No caso em questão, nascido de “reclamação de investidores acerca de divulgação incompleta e intempestiva de informações relevantes no período compreendido entre novembro de 2022 e janeiro de 2023, além de falha na prestação de informações periódicas”, o “elemento nº 1” (uma conselheira de administração) propôs pagar R$ 80.000,00, em 8 parcelas mensais iguais (carnê Casas Bahia na CVM?); o 2º elemento (vice-presidente do conselho de administração) propôs pagar R$ 50.000,00, também usando o carnê CVM/Casas Bahia (8 parcelas mensais iguais); o 3º elemento (presidente do conselho de administração) propôs o valor de R$ 150.000,00 também usando o carnê CVM/Casas Bahia; o 4º elemento acusado (diretor vice-presidente) não sugeriu o vergonhoso parcelamento e propôs pagar o valor de R$ 80.000,00 em parcela única; e por fim, o 5º elemento propôs pagar um pouco mais (R$ 172.500,00 em parcela única), certamente orientado por espertos advogados, afinal ele é o DRI.

Diz ainda o relatório do Comitê de Termo de Compromisso que negou o acordinho que “nota-se que esta não é a primeira vez que a Companhia deixa de divulgar informações relacionadas ao seu processo de Recuperação judicial”. Informa ainda que esse processo anterior “foi objeto de celebração de termo de compromisso, por meio do qual o Sr. Fulano assumiu a obrigação pecuniária de pagar à CVM o valor de R$ 672.000,00 bem como, a obrigação de não exercer, pelo período de 2 anos, o cargo de administrador (Diretor ou membro de Conselho de Administração) ou de membro do Conselho Fiscal de companhia aberta”. Que legal, por ser figurinha carimbada na Rua Sete de Setembro o malandro propôs o chamado autoflagelo.

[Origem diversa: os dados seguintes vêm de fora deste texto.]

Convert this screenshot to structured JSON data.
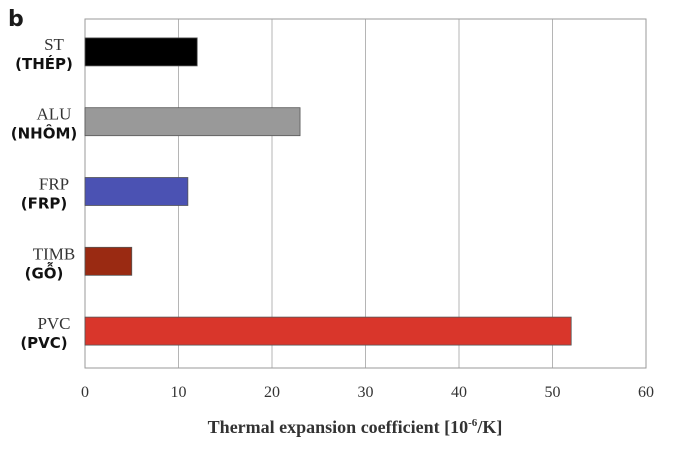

Concluindo, a nossa CVM não pode ser um balcão de negociação com meliantes; não se trata de “quer pagar quanto”, mas como essas negociações com criminosos do colarinho branco jogam a credibilidade do mercado na lama. Se os membros da OCRIM propusessem R$ 550.000,00, o Colegiado aprovaria o terminho de compromisso? Não se trata de uma sanha justiceira, mas sim desejar o simples cumprimento da própria regra que norteia os termos de compromisso (art. 86 da Resolução CVM 45/2021): o Colegiado deve “considerar, dentre outros elementos, a oportunidade e a conveniência na celebração do compromisso, a natureza e a gravidade das infrações objeto do processo, os antecedentes dos acusados ou investigados ou a colaboração de boa-fé destes, e a efetiva possibilidade de punição, no caso concreto”. No bom português, com bandido não se negocia.

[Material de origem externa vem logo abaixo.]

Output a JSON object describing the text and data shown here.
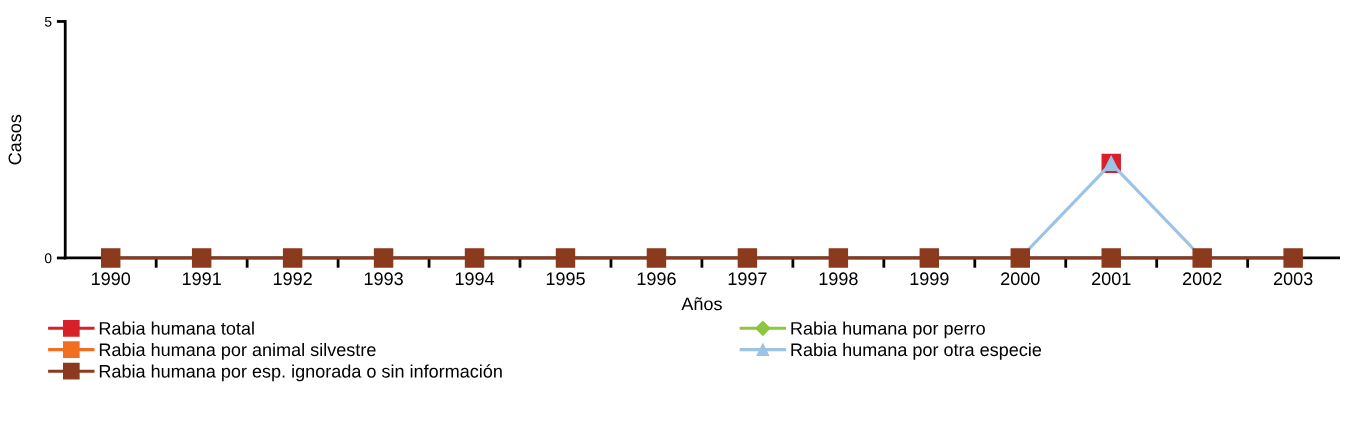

Ficaram curiosos em saber o nome da Cia.? Não falo para evitar processos, mas para conhecimento de todos temos 35 empresas em recuperação judicial com registro na CVM (alguns registros já cancelados – veja a lista completa em https://cvmweb.cvm.gov.br/SWB/Sistemas/SCW/CPublica/CiaAb/ResultBuscaParticCiaAb.aspx?CNPJNome=recupera%e7%e3o%20judicial&TipoConsult=C). Quem tem mais de 50 anos e curte o som de Elis Regina vai matar a charada....

CVM, o ombro amigo, a mão que afaga.